1. Classification by investment objective
According to the different investment targets, funds can be divided into stock funds, bond funds, money funds, index funds, hybrid funds, QDII funds, ETFs and so on. Equity funds, also known as equity funds, mainly invest in the stock market, which is highly volatile, but in the long run, the average level of stock returns in the stock market is relatively high. Bond funds mainly invest in the bond market. Because the bond market fluctuates less and the risk is relatively low, it is suitable for conservative investors. Money funds mainly invest in the short-term money market, with low initial cost and strong liquidity, which is more suitable for investors with low risk requirements. Index fund is a passive management fund, which realizes income by tracking the stock market index. It is favored by investors because of its simple operation, low cost and high transparency. Hybrid funds generally have the advantages of stock funds and bond funds, and the balance between risk and income is better. ETF is short for exchange traded fund, similar to stock. It is listed and traded on the stock exchange. The constituent stocks come from a specific index, with relatively low commission and high flexibility.

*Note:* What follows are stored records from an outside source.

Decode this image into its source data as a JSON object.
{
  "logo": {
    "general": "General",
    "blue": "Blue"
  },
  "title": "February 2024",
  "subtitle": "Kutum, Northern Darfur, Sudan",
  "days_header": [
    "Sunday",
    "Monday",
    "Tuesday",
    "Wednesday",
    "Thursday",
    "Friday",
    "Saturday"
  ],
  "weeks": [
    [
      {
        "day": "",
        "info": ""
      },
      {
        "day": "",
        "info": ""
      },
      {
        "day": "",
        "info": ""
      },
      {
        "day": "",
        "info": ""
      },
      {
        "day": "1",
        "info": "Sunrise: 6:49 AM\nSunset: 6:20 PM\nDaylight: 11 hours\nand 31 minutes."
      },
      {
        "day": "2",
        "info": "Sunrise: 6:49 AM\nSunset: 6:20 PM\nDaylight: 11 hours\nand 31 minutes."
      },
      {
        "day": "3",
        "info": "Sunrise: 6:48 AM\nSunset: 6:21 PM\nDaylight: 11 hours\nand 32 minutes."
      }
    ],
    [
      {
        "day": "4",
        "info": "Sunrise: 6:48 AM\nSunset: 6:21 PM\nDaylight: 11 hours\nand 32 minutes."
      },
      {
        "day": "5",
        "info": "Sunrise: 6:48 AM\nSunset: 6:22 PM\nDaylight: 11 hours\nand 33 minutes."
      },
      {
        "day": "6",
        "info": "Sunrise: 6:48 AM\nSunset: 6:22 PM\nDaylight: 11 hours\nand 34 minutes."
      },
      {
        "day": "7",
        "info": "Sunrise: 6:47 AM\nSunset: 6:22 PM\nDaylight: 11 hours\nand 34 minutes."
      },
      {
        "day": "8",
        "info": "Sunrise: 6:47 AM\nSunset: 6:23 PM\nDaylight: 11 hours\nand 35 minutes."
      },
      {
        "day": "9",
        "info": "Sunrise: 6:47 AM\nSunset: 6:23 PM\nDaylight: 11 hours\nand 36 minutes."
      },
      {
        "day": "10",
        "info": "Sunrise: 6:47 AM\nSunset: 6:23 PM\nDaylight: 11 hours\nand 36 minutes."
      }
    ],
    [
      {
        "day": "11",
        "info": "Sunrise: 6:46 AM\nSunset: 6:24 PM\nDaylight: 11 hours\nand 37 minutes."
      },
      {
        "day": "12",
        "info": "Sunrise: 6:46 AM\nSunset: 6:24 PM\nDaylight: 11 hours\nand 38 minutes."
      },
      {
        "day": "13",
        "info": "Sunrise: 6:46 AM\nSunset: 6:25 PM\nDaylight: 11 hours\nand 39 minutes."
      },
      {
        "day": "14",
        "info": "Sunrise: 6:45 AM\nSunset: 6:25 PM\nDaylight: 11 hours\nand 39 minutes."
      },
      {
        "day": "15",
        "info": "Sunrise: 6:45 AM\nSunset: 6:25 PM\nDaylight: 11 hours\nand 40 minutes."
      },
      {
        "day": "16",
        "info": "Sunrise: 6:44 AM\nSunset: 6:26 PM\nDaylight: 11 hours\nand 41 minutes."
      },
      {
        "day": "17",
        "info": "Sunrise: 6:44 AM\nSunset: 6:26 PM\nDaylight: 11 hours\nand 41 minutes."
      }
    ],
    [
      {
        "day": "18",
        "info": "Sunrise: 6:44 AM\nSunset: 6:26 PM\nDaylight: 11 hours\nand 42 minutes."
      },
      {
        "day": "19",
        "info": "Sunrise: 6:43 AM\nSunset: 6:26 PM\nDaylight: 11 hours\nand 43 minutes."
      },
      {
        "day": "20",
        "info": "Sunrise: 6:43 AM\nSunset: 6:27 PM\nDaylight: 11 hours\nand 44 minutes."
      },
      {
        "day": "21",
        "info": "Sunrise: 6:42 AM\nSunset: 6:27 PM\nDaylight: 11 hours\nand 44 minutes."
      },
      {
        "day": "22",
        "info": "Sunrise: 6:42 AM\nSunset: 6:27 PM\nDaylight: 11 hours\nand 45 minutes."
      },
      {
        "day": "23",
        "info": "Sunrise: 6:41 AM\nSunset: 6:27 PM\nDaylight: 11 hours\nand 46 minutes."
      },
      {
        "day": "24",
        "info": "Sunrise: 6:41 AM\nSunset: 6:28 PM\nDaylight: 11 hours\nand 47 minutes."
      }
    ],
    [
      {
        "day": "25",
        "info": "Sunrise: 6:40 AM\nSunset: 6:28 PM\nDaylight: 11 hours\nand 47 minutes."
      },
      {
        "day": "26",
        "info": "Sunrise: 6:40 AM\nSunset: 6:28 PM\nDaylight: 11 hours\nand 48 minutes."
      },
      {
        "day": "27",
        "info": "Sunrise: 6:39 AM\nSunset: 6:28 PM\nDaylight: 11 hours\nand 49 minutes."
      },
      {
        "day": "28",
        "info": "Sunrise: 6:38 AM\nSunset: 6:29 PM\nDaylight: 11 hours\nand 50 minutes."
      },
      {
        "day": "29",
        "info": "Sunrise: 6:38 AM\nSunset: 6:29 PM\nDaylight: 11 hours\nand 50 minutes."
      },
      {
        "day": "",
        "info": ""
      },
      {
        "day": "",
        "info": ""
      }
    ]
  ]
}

2. Classification according to business scope
According to the different fund sales channels, funds can be divided into Public Offering of Fund and private equity funds. Public offering funds can raise funds to the public, which are issued by fund management companies supervised by the CSRC and can be purchased by all investors. However, private equity funds can only raise funds from a few investors, and they are not publicly raised. The threshold is high and there are legal framework restrictions.
3. According to the classification of fund management companies
There are many fund management companies with different strengths. According to the strength and risk-return level of the management company, funds can be divided into state-owned funds, private equity funds, foreign-funded funds and joint venture funds.
4. Other classification methods
There are other fund classification methods, such as according to the investment strategy of the fund, according to the investment cycle of the fund, according to the operation mode and so on.
Generally speaking, there are many types of funds, and investors need to choose according to their risk tolerance, investment experience and income expectation.